In remote control systems, transmitting large data volumes (e.g., images, video frames) from wireless sensors to remote controllers is challenging when uplink capacity is limited (e.g., RedCap devices or massive wireless sensor networks). Furthermore, controllers often need only information-rich representations of the original data. To address this, we propose a semantic-driven predictive control combined with a channel-aware scheduling to enhance control performance for multiple devices under limited network capacity. At its core, the proposed framework, coined Time-Series Joint Embedding Predictive Architecture (TS-JEPA), encodes high-dimensional sensory data into low-dimensional semantic embeddings at the sensor, reducing communication overhead. Furthermore, TS-JEPA enables predictive inference by predicting future embeddings from current ones and predicted commands, which are directly used by a semantic actor model to compute control commands within the embedding space, eliminating the need to reconstruct raw data. To further enhance reliability and communication efficiency, a channel-aware scheduling is integrated to dynamically prioritize device transmissions based on channel conditions and age of information (AoI). Simulations on inverted cart-pole systems show that the proposed framework significantly outperforms conventional control baselines in communication efficiency, control cost, and predictive accuracy. It enables robust and scalable control under limited network capacity compared to traditional scheduling schemes.

LGApr 16, 2021
Split Learning Meets Koopman Theory for Wireless Remote Monitoring and Prediction

Abanoub M. Girgis, Hyowoon Seo, Jihong Park et al.

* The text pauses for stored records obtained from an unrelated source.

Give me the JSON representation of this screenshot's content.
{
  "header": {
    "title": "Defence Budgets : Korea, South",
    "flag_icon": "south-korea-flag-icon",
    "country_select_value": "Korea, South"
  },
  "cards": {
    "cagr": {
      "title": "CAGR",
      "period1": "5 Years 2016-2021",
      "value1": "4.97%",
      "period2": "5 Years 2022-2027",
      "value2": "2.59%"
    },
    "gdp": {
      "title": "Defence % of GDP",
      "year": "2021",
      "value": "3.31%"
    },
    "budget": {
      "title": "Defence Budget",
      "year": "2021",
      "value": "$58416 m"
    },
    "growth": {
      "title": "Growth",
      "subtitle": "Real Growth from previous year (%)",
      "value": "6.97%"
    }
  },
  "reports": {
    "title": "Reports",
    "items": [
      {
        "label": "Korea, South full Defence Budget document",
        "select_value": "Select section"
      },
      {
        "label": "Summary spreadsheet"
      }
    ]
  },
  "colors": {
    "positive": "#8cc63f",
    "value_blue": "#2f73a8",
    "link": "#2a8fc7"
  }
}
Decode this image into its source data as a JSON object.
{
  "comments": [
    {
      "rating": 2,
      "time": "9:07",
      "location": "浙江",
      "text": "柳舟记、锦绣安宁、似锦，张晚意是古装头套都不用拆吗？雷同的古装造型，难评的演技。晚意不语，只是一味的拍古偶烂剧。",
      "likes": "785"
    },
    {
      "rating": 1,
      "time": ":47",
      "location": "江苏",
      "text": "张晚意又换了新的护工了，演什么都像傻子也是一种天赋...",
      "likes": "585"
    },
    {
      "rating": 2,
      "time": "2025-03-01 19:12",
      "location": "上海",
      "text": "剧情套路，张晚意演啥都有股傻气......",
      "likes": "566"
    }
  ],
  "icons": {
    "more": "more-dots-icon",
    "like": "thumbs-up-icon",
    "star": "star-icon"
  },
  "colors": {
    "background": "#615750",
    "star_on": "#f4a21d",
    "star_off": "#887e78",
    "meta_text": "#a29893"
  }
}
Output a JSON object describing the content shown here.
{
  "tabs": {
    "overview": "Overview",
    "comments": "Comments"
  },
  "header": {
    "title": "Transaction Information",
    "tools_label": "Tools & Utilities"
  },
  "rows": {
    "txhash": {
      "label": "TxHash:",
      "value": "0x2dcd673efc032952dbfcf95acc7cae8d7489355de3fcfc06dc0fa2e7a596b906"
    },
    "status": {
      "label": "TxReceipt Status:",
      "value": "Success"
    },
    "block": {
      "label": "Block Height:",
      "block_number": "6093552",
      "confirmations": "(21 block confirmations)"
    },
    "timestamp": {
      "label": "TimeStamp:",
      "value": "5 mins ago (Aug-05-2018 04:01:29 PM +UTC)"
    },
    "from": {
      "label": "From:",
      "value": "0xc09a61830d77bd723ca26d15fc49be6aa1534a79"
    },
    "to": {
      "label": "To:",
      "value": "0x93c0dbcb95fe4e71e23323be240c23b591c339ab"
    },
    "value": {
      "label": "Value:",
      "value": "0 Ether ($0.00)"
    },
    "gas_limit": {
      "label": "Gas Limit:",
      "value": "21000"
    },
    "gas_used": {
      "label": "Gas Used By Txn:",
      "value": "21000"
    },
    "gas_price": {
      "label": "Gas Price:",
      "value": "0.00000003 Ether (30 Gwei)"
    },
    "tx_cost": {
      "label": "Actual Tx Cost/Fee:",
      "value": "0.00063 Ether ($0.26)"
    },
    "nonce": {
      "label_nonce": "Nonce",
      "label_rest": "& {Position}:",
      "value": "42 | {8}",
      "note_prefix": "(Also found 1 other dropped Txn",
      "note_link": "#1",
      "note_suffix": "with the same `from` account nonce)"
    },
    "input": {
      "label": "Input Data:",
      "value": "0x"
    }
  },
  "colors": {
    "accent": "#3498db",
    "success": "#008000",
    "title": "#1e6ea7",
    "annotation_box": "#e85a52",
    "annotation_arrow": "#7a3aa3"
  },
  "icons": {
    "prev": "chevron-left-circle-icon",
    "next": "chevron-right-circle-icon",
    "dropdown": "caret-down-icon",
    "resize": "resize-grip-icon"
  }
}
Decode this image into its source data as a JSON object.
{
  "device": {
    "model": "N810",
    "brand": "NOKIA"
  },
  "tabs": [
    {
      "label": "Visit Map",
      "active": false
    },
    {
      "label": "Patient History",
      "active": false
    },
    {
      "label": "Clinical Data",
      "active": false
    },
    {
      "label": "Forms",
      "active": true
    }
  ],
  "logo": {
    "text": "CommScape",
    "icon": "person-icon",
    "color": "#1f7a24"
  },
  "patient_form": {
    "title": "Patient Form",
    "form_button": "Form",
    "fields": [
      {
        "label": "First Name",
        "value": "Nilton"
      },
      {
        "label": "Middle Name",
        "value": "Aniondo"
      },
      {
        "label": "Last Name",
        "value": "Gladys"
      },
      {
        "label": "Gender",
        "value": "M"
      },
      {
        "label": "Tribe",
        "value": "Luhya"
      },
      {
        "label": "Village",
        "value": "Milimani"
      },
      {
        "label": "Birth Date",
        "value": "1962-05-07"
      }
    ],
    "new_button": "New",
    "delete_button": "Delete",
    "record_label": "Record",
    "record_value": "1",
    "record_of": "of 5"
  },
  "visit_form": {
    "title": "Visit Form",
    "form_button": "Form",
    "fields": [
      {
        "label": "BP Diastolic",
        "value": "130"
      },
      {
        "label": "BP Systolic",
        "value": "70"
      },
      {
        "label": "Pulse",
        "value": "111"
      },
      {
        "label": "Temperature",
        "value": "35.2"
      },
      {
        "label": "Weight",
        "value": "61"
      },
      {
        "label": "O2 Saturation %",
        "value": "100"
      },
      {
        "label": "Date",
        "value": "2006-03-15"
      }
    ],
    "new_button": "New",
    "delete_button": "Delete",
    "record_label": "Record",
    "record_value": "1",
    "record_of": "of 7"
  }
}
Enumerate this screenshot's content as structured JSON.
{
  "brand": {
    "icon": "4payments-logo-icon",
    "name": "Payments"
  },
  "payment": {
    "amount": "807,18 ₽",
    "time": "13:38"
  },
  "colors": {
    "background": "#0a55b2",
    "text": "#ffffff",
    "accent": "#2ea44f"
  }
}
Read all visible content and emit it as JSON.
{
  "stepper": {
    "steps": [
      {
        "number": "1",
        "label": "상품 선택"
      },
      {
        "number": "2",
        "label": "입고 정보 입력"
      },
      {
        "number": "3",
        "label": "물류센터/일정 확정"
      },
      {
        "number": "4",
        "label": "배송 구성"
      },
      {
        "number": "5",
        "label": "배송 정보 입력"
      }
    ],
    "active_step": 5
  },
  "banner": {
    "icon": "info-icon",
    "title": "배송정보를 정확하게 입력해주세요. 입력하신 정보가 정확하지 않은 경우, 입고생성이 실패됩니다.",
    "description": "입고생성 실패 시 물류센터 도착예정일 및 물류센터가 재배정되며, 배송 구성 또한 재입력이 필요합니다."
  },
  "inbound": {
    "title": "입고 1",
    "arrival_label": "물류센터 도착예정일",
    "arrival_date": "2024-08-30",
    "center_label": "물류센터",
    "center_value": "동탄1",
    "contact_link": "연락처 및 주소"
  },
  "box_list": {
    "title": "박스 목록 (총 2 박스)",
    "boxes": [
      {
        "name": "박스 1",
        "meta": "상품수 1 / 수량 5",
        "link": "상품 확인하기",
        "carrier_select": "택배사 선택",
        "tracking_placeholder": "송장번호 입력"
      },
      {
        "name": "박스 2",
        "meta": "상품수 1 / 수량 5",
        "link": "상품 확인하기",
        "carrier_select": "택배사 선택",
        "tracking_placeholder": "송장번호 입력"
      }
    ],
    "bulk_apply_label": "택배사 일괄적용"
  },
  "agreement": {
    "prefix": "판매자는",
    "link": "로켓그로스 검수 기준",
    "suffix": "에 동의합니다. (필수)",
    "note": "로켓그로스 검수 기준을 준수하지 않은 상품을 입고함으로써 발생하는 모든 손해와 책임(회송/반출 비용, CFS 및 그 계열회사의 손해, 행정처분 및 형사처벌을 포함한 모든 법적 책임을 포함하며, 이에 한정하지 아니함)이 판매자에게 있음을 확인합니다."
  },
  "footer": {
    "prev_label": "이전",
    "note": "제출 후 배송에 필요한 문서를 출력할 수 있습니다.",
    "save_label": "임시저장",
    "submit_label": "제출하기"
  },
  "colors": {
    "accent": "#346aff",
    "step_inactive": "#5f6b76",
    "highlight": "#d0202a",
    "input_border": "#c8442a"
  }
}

Remote state monitoring over wireless is envisaged to play a pivotal role in enabling beyond 5G applications ranging from remote drone control to remote surgery. One key challenge is to identify the system dynamics that is non-linear with a large dimensional state. To obviate this issue, in this article we propose to train an autoencoder whose encoder and decoder are split and stored at a state sensor and its remote observer, respectively. This autoencoder not only decreases the remote monitoring payload size by reducing the state representation dimension, but also learns the system dynamics by lifting it via a Koopman operator, thereby allowing the observer to locally predict future states after training convergence. Numerical results under a non-linear cart-pole environment demonstrate that the proposed split learning of a Koopman autoencoder can locally predict future states, and the prediction accuracy increases with the representation dimension and transmission power.